I had on tan, vegan leather pants, an off the shoulder, chocolate bustier top and camel colored strappy heels that made me tower over the majority of the men there. I’d had a blowout because the hair stylist at my shoot earlier in the day was a good friend who’d had some spare time. So my hair was sleek, long and styled in a way that no matter how hard I tried, I could never replicate at home.
My phone buzzed in my purse, which I only noticed immediately because I’d been completely ignoring the middle-aged man wearing head to toe Affliction trying to chat me up, hyperaware of any kind of vibration.
I was my fourteen-year-old self with my first boyfriend, staring at my phone, waiting for him to text and refusing to leave my room for anything just in case I missed it.
Gritting my teeth, I willed myself not to check it, even though an escape hatch from this conversation was sorely needed. Jay could wait. He had to wait. I’d already given him enough, I didn’t need it to become clear that I was sitting by the phone, ready for him at any moment of the day. The agreement was weekends. That’s what he’d claimed. That’s what he owned.

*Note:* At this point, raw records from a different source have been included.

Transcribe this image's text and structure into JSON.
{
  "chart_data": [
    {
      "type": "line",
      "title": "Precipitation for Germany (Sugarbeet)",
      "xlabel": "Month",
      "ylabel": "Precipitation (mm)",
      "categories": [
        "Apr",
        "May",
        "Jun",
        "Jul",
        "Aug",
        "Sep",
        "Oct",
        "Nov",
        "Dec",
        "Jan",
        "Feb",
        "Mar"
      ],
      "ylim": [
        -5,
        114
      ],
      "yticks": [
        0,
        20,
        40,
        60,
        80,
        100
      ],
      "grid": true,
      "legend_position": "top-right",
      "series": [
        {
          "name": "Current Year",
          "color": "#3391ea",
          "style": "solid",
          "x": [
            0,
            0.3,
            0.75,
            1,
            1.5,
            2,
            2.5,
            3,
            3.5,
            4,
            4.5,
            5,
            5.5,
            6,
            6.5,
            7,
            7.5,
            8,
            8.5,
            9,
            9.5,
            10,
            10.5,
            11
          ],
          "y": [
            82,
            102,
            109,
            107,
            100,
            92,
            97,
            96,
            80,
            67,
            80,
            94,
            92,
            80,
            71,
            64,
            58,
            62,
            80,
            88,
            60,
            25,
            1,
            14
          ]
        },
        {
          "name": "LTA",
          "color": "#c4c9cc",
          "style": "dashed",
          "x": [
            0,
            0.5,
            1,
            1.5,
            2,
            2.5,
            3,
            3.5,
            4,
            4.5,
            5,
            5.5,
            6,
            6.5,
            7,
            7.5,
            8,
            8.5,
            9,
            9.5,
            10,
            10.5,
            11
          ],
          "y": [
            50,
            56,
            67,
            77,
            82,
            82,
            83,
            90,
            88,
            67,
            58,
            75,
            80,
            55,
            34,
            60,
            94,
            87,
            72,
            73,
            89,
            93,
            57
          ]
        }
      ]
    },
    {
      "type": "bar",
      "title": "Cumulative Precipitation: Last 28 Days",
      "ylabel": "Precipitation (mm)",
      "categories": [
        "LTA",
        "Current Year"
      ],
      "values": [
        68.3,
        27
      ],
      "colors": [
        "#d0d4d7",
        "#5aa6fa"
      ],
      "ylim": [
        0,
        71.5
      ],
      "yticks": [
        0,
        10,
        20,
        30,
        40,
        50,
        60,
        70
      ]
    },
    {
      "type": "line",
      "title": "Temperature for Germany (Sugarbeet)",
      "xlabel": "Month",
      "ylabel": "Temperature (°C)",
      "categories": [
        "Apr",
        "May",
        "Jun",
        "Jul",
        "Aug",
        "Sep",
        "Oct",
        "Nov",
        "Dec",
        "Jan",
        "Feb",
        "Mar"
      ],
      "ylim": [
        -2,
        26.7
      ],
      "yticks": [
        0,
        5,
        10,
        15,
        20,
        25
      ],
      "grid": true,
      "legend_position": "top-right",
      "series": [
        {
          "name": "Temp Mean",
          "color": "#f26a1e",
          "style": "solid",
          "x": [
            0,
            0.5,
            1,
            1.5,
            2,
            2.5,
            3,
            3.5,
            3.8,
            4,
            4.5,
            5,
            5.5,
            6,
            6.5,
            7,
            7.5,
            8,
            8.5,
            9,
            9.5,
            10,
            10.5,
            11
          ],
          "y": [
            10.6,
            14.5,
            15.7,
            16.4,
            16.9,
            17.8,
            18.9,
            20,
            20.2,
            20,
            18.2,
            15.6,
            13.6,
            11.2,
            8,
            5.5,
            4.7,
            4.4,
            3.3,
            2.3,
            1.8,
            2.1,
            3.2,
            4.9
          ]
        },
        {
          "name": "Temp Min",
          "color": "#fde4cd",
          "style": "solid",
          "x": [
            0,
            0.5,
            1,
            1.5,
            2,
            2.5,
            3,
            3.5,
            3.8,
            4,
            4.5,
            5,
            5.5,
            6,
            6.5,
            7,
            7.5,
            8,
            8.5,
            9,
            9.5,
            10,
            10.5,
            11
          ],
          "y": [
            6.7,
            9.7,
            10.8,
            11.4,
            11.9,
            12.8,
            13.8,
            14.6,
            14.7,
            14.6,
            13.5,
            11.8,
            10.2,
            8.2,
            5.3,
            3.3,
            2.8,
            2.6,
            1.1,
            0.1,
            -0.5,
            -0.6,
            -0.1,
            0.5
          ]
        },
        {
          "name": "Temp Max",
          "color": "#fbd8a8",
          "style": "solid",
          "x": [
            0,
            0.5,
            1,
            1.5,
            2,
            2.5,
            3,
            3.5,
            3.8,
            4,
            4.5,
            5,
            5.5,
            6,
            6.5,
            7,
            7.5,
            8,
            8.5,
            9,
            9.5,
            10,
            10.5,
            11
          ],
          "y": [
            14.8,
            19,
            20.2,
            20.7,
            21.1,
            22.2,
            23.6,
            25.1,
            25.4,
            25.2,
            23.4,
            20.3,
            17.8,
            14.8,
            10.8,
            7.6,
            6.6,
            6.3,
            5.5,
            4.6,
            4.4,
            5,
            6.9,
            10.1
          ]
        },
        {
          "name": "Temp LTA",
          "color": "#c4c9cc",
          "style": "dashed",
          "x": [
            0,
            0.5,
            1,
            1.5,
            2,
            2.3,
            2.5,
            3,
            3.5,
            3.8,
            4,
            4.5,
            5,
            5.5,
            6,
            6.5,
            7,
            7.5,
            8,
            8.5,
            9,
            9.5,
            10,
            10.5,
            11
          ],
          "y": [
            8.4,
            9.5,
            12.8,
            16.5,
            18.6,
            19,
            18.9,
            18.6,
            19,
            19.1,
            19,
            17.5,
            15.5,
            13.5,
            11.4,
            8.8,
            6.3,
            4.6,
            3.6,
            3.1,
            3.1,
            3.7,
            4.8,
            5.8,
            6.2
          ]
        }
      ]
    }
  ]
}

I finished the conversation after I politely declined an invitation to dinner. Then I not so politely declined an invitation to watch a movie in his home movie theatre.
It was only then that I slipped away to a corner to check my phone.

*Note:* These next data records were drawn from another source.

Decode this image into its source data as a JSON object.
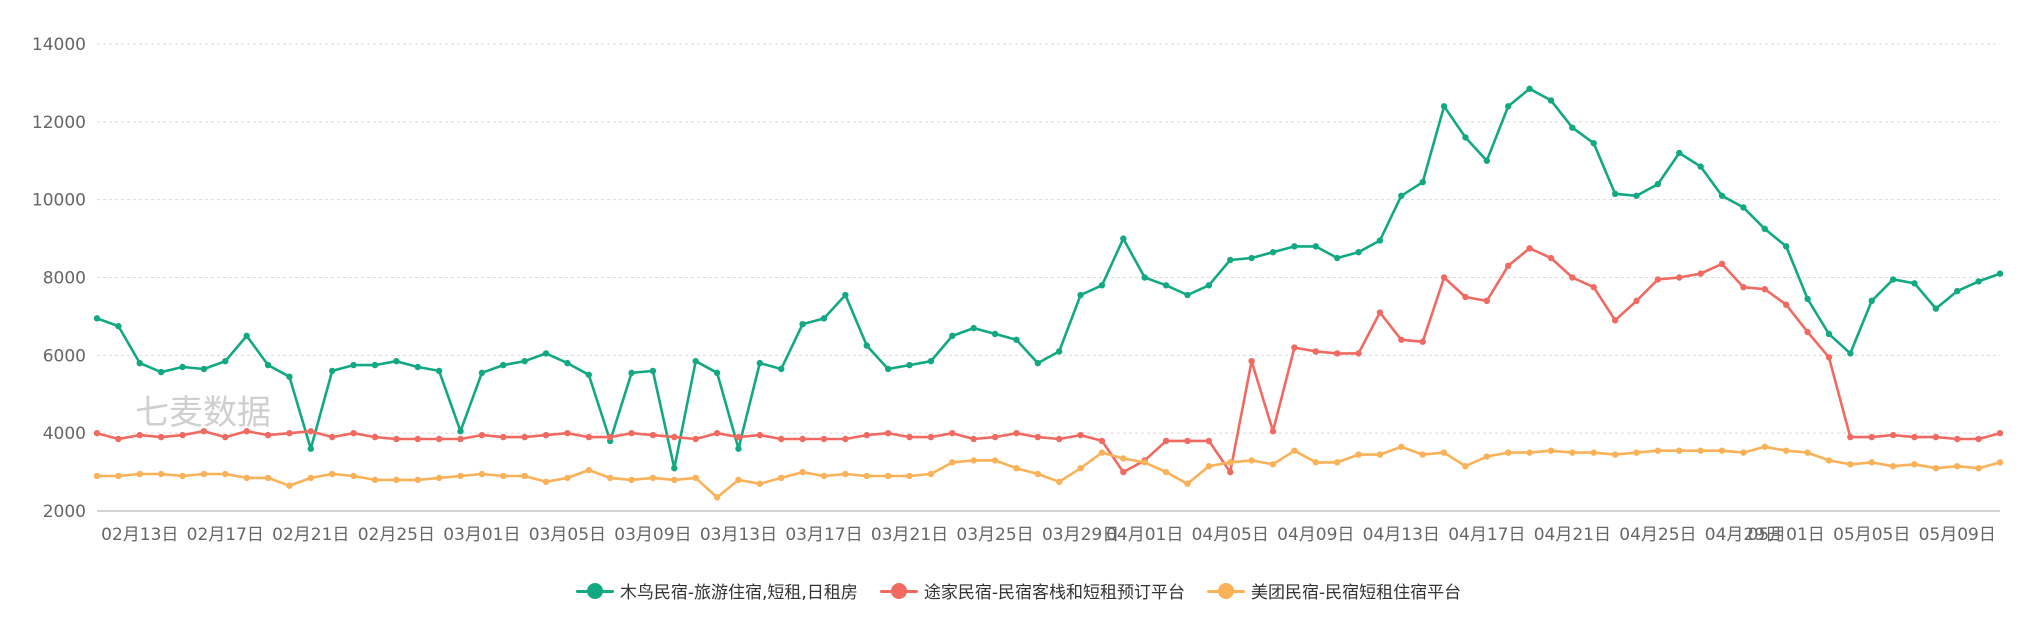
{
  "watermark": "七麦数据",
  "chart_data": {
    "type": "line",
    "title": "",
    "xlabel": "",
    "ylabel": "",
    "ylim": [
      2000,
      14000
    ],
    "yticks": [
      2000,
      4000,
      6000,
      8000,
      10000,
      12000,
      14000
    ],
    "grid": true,
    "legend_position": "bottom-center",
    "x_tick_labels": [
      "02月13日",
      "02月17日",
      "02月21日",
      "02月25日",
      "03月01日",
      "03月05日",
      "03月09日",
      "03月13日",
      "03月17日",
      "03月21日",
      "03月25日",
      "03月29日",
      "04月01日",
      "04月05日",
      "04月09日",
      "04月13日",
      "04月17日",
      "04月21日",
      "04月25日",
      "04月29日",
      "05月01日",
      "05月05日",
      "05月09日"
    ],
    "x_tick_indices": [
      2,
      6,
      10,
      14,
      18,
      22,
      26,
      30,
      34,
      38,
      42,
      46,
      49,
      53,
      57,
      61,
      65,
      69,
      73,
      77,
      79,
      83,
      87
    ],
    "series": [
      {
        "name": "木鸟民宿-旅游住宿,短租,日租房",
        "color": "#12a982",
        "values": [
          6950,
          6750,
          5800,
          5570,
          5700,
          5650,
          5850,
          6500,
          5750,
          5450,
          3600,
          5600,
          5750,
          5750,
          5850,
          5700,
          5600,
          4050,
          5550,
          5750,
          5850,
          6050,
          5800,
          5500,
          3800,
          5550,
          5600,
          3100,
          5850,
          5550,
          3600,
          5800,
          5650,
          6800,
          6950,
          7550,
          6250,
          5650,
          5750,
          5850,
          6500,
          6700,
          6550,
          6400,
          5800,
          6100,
          7550,
          7800,
          9000,
          8000,
          7800,
          7550,
          7800,
          8450,
          8500,
          8650,
          8800,
          8800,
          8500,
          8650,
          8950,
          10100,
          10450,
          12400,
          11600,
          11000,
          12400,
          12850,
          12550,
          11850,
          11450,
          10150,
          10100,
          10400,
          11200,
          10850,
          10100,
          9800,
          9250,
          8800,
          7450,
          6550,
          6050,
          7400,
          7950,
          7850,
          7200,
          7650,
          7900,
          8100
        ]
      },
      {
        "name": "途家民宿-民宿客栈和短租预订平台",
        "color": "#f06a61",
        "values": [
          4000,
          3850,
          3950,
          3900,
          3950,
          4050,
          3900,
          4050,
          3950,
          4000,
          4050,
          3900,
          4000,
          3900,
          3850,
          3850,
          3850,
          3850,
          3950,
          3900,
          3900,
          3950,
          4000,
          3900,
          3900,
          4000,
          3950,
          3900,
          3850,
          4000,
          3900,
          3950,
          3850,
          3850,
          3850,
          3850,
          3950,
          4000,
          3900,
          3900,
          4000,
          3850,
          3900,
          4000,
          3900,
          3850,
          3950,
          3800,
          3000,
          3300,
          3800,
          3800,
          3800,
          3000,
          5850,
          4050,
          6200,
          6100,
          6050,
          6050,
          7100,
          6400,
          6350,
          8000,
          7500,
          7400,
          8300,
          8750,
          8500,
          8000,
          7750,
          6900,
          7400,
          7950,
          8000,
          8100,
          8350,
          7750,
          7700,
          7300,
          6600,
          5950,
          3900,
          3900,
          3950,
          3900,
          3900,
          3850,
          3850,
          4000
        ]
      },
      {
        "name": "美团民宿-民宿短租住宿平台",
        "color": "#fbb158",
        "values": [
          2900,
          2900,
          2950,
          2950,
          2900,
          2950,
          2950,
          2850,
          2850,
          2650,
          2850,
          2950,
          2900,
          2800,
          2800,
          2800,
          2850,
          2900,
          2950,
          2900,
          2900,
          2750,
          2850,
          3050,
          2850,
          2800,
          2850,
          2800,
          2850,
          2350,
          2800,
          2700,
          2850,
          3000,
          2900,
          2950,
          2900,
          2900,
          2900,
          2950,
          3250,
          3300,
          3300,
          3100,
          2950,
          2750,
          3100,
          3500,
          3350,
          3250,
          3000,
          2700,
          3150,
          3250,
          3300,
          3200,
          3550,
          3250,
          3250,
          3450,
          3450,
          3650,
          3450,
          3500,
          3150,
          3400,
          3500,
          3500,
          3550,
          3500,
          3500,
          3450,
          3500,
          3550,
          3550,
          3550,
          3550,
          3500,
          3650,
          3550,
          3500,
          3300,
          3200,
          3250,
          3150,
          3200,
          3100,
          3150,
          3100,
          3250
        ]
      }
    ]
  }
}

A car will be waiting for you outside the art gallery at eleven o’clock.
Jay.
He knew where I was.
Of course he knew where I was.
Someone was following me. He was keeping tabs on me. It was invasive. It was controlling. Definitely not a normal cornerstone of a relationship. Then again, this wasn’t a relationship. In all honesty, knowing someone was still monitoring me was sort of a comfort considering it had only been a month since I’d escaped that hellish attack. Even the interaction with the Affliction guy had left me feeling a bit shaken, which it shouldn’t have. I’d been in this town for almost a decade, and having been a female all my life, I was used to overeager men thinking they were entitled to my attention. But now that I knew that they also felt entitled to my body, to my future, to cause me harm, my backbone wasn’t as iron as it used to be. Which was why Affliction guy had approached me in the first place. He sensed weakness.

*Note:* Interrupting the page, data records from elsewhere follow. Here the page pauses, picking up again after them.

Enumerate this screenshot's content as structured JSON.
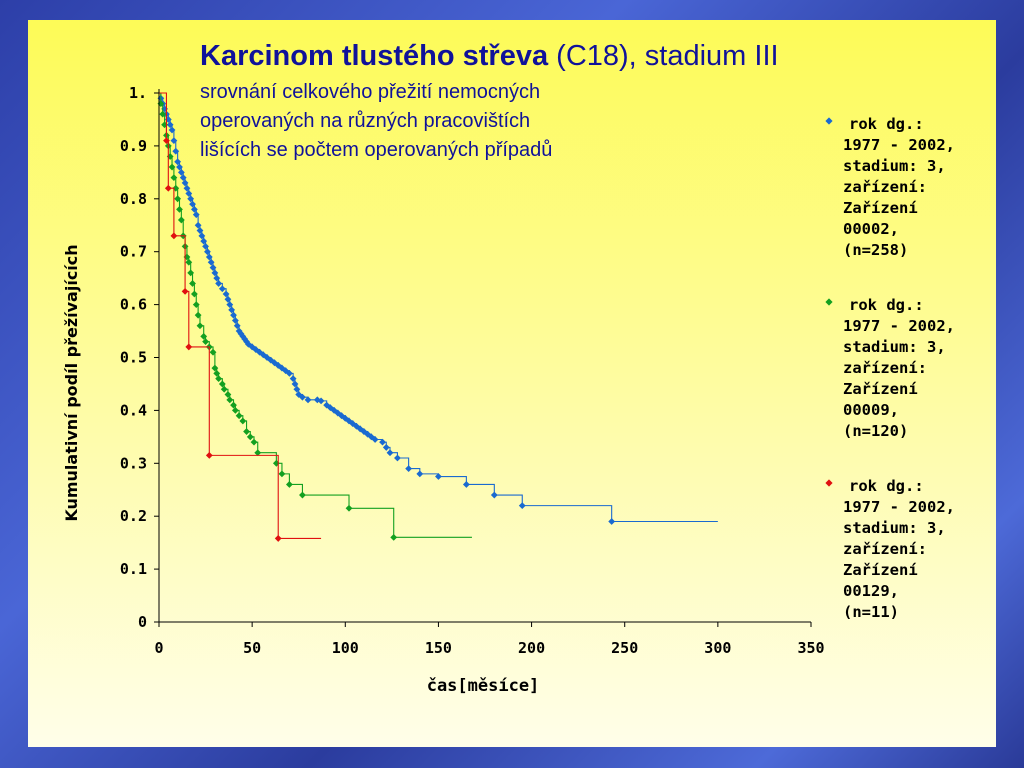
{
  "title": {
    "bold": "Karcinom tlustého střeva",
    "rest": " (C18), stadium III",
    "subtitle": [
      "srovnání celkového přežití nemocných",
      "operovaných na různých pracovištích",
      "lišících se počtem operovaných případů"
    ]
  },
  "colors": {
    "title": "#10129a",
    "series": [
      "#1a6ad0",
      "#13a020",
      "#e01010"
    ]
  },
  "chart_data": {
    "type": "line",
    "xlabel": "čas[měsíce]",
    "ylabel": "Kumulativní podíl přežívajících",
    "xlim": [
      0,
      350
    ],
    "ylim": [
      0,
      1
    ],
    "x_ticks": [
      0,
      50,
      100,
      150,
      200,
      250,
      300,
      350
    ],
    "x_tick_labels": [
      "0",
      "50",
      "100",
      "150",
      "200",
      "250",
      "300",
      "350"
    ],
    "y_ticks": [
      0,
      0.1,
      0.2,
      0.3,
      0.4,
      0.5,
      0.6,
      0.7,
      0.8,
      0.9,
      1
    ],
    "y_tick_labels": [
      "0",
      "0.1",
      "0.2",
      "0.3",
      "0.4",
      "0.5",
      "0.6",
      "0.7",
      "0.8",
      "0.9",
      "1."
    ],
    "grid": false,
    "legend_position": "right",
    "step": true,
    "series": [
      {
        "name": "rok dg.: 1977 - 2002, stadium: 3, zařízení: Zařízení 00002, (n=258)",
        "legend_lines": [
          "rok dg.:",
          "1977 - 2002,",
          "stadium: 3,",
          "zařízení:",
          "Zařízení",
          "00002,",
          "(n=258)"
        ],
        "points": [
          [
            0,
            1.0
          ],
          [
            1,
            0.99
          ],
          [
            2,
            0.98
          ],
          [
            3,
            0.97
          ],
          [
            4,
            0.96
          ],
          [
            5,
            0.95
          ],
          [
            6,
            0.94
          ],
          [
            7,
            0.93
          ],
          [
            8,
            0.91
          ],
          [
            9,
            0.89
          ],
          [
            10,
            0.87
          ],
          [
            11,
            0.86
          ],
          [
            12,
            0.85
          ],
          [
            13,
            0.84
          ],
          [
            14,
            0.83
          ],
          [
            15,
            0.82
          ],
          [
            16,
            0.81
          ],
          [
            17,
            0.8
          ],
          [
            18,
            0.79
          ],
          [
            19,
            0.78
          ],
          [
            20,
            0.77
          ],
          [
            21,
            0.75
          ],
          [
            22,
            0.74
          ],
          [
            23,
            0.73
          ],
          [
            24,
            0.72
          ],
          [
            25,
            0.71
          ],
          [
            26,
            0.7
          ],
          [
            27,
            0.69
          ],
          [
            28,
            0.68
          ],
          [
            29,
            0.67
          ],
          [
            30,
            0.66
          ],
          [
            31,
            0.65
          ],
          [
            32,
            0.64
          ],
          [
            34,
            0.63
          ],
          [
            36,
            0.62
          ],
          [
            37,
            0.61
          ],
          [
            38,
            0.6
          ],
          [
            39,
            0.59
          ],
          [
            40,
            0.58
          ],
          [
            41,
            0.57
          ],
          [
            42,
            0.56
          ],
          [
            43,
            0.55
          ],
          [
            44,
            0.545
          ],
          [
            45,
            0.54
          ],
          [
            46,
            0.535
          ],
          [
            47,
            0.53
          ],
          [
            48,
            0.525
          ],
          [
            50,
            0.52
          ],
          [
            52,
            0.515
          ],
          [
            54,
            0.51
          ],
          [
            56,
            0.505
          ],
          [
            58,
            0.5
          ],
          [
            60,
            0.495
          ],
          [
            62,
            0.49
          ],
          [
            64,
            0.485
          ],
          [
            66,
            0.48
          ],
          [
            68,
            0.475
          ],
          [
            70,
            0.47
          ],
          [
            72,
            0.46
          ],
          [
            73,
            0.45
          ],
          [
            74,
            0.44
          ],
          [
            75,
            0.43
          ],
          [
            77,
            0.425
          ],
          [
            80,
            0.42
          ],
          [
            85,
            0.42
          ],
          [
            87,
            0.418
          ],
          [
            90,
            0.41
          ],
          [
            92,
            0.405
          ],
          [
            94,
            0.4
          ],
          [
            96,
            0.395
          ],
          [
            98,
            0.39
          ],
          [
            100,
            0.385
          ],
          [
            102,
            0.38
          ],
          [
            104,
            0.375
          ],
          [
            106,
            0.37
          ],
          [
            108,
            0.365
          ],
          [
            110,
            0.36
          ],
          [
            112,
            0.355
          ],
          [
            114,
            0.35
          ],
          [
            116,
            0.345
          ],
          [
            120,
            0.34
          ],
          [
            122,
            0.33
          ],
          [
            124,
            0.32
          ],
          [
            128,
            0.31
          ],
          [
            134,
            0.29
          ],
          [
            140,
            0.28
          ],
          [
            150,
            0.275
          ],
          [
            165,
            0.26
          ],
          [
            180,
            0.24
          ],
          [
            195,
            0.22
          ],
          [
            243,
            0.19
          ],
          [
            300,
            0.19
          ]
        ],
        "markers_until": 243
      },
      {
        "name": "rok dg.: 1977 - 2002, stadium: 3, zařízení: Zařízení 00009, (n=120)",
        "legend_lines": [
          "rok dg.:",
          "1977 - 2002,",
          "stadium: 3,",
          "zařízení:",
          "Zařízení",
          "00009,",
          "(n=120)"
        ],
        "points": [
          [
            0,
            1.0
          ],
          [
            1,
            0.98
          ],
          [
            2,
            0.96
          ],
          [
            3,
            0.94
          ],
          [
            4,
            0.92
          ],
          [
            5,
            0.9
          ],
          [
            6,
            0.88
          ],
          [
            7,
            0.86
          ],
          [
            8,
            0.84
          ],
          [
            9,
            0.82
          ],
          [
            10,
            0.8
          ],
          [
            11,
            0.78
          ],
          [
            12,
            0.76
          ],
          [
            13,
            0.73
          ],
          [
            14,
            0.71
          ],
          [
            15,
            0.69
          ],
          [
            16,
            0.68
          ],
          [
            17,
            0.66
          ],
          [
            18,
            0.64
          ],
          [
            19,
            0.62
          ],
          [
            20,
            0.6
          ],
          [
            21,
            0.58
          ],
          [
            22,
            0.56
          ],
          [
            24,
            0.54
          ],
          [
            25,
            0.53
          ],
          [
            27,
            0.52
          ],
          [
            29,
            0.51
          ],
          [
            30,
            0.48
          ],
          [
            31,
            0.47
          ],
          [
            32,
            0.46
          ],
          [
            34,
            0.45
          ],
          [
            35,
            0.44
          ],
          [
            37,
            0.43
          ],
          [
            38,
            0.42
          ],
          [
            40,
            0.41
          ],
          [
            41,
            0.4
          ],
          [
            43,
            0.39
          ],
          [
            45,
            0.38
          ],
          [
            47,
            0.36
          ],
          [
            49,
            0.35
          ],
          [
            51,
            0.34
          ],
          [
            53,
            0.32
          ],
          [
            63,
            0.3
          ],
          [
            66,
            0.28
          ],
          [
            70,
            0.26
          ],
          [
            77,
            0.24
          ],
          [
            102,
            0.215
          ],
          [
            126,
            0.16
          ],
          [
            168,
            0.16
          ]
        ],
        "markers_until": 126
      },
      {
        "name": "rok dg.: 1977 - 2002, stadium: 3, zařízení: Zařízení 00129, (n=11)",
        "legend_lines": [
          "rok dg.:",
          "1977 - 2002,",
          "stadium: 3,",
          "zařízení:",
          "Zařízení",
          "00129,",
          "(n=11)"
        ],
        "points": [
          [
            0,
            1.0
          ],
          [
            4,
            0.91
          ],
          [
            5,
            0.82
          ],
          [
            8,
            0.73
          ],
          [
            14,
            0.625
          ],
          [
            16,
            0.52
          ],
          [
            27,
            0.315
          ],
          [
            64,
            0.158
          ],
          [
            87,
            0.158
          ]
        ],
        "markers_until": 64
      }
    ]
  }
}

Knowing that Jay had someone out there, likely someone who wasn’t afraid to beat a man half to death if need be, gave me a security that had been stolen from me a month ago.
Sure, I was going to do everything in my power to rebuild that security, that strength, so I could convince him to cancel this surveillance detail. But for now, I was going to take what I could get.
And I could get Jay.
For a weekend.
I said my goodbyes to Zoe, who did not ask any questions but squeezed my hand and gave me a look to communicate she was there if I needed her. Her reassuring smile reminded me that I didn’t need a man with crazy goons and money for security. Or safety. My friends provided that.
Karson wasn’t driving the car this time. It was a well-dressed, ordinary looking man with a good haircut and impressive muscles. He wasn’t talkative, which was good since I didn’t feel like chatting. Instead, I watched the lights of the city go by and tried my best not to let my thoughts eat away at my insides.
The car stopped in front of Jay’s house at exactly midnight. Like magic. A reverse Cinderella if you will. It hit me then that I was probably going to be staying here for the weekend, with nothing, not even a clean pair of underwear or a toothbrush. Then I remembered the closet full of designer dresses, cashmere and silk. The toothbrush that was sitting in Jay’s bathroom. It gave me a sense of safety which mingled with the unease swirling in my gut as I ascended the porch steps.
There weren’t any lights on when I walked up, not even a sensor light. It was only the moon and my memory that helped me to not fall on my face. I paused at the door, unsure if I was supposed to knock or just let myself in. Jay knew I was coming. He’d timed it precisely for my arrival to fall within the timeline of our arrangement .
I decided knocking was wrong. The door was unlocked, the house even darker than it was outside, but for the dim glow from lights near my feet.
It was as quiet as a tomb beyond the faraway sounds of waves crashing against rock, and goosebumps arose on my bare arms. With no signs of life, foreboding settled over me as I walked through the silent hallway, Jay nowhere to be seen.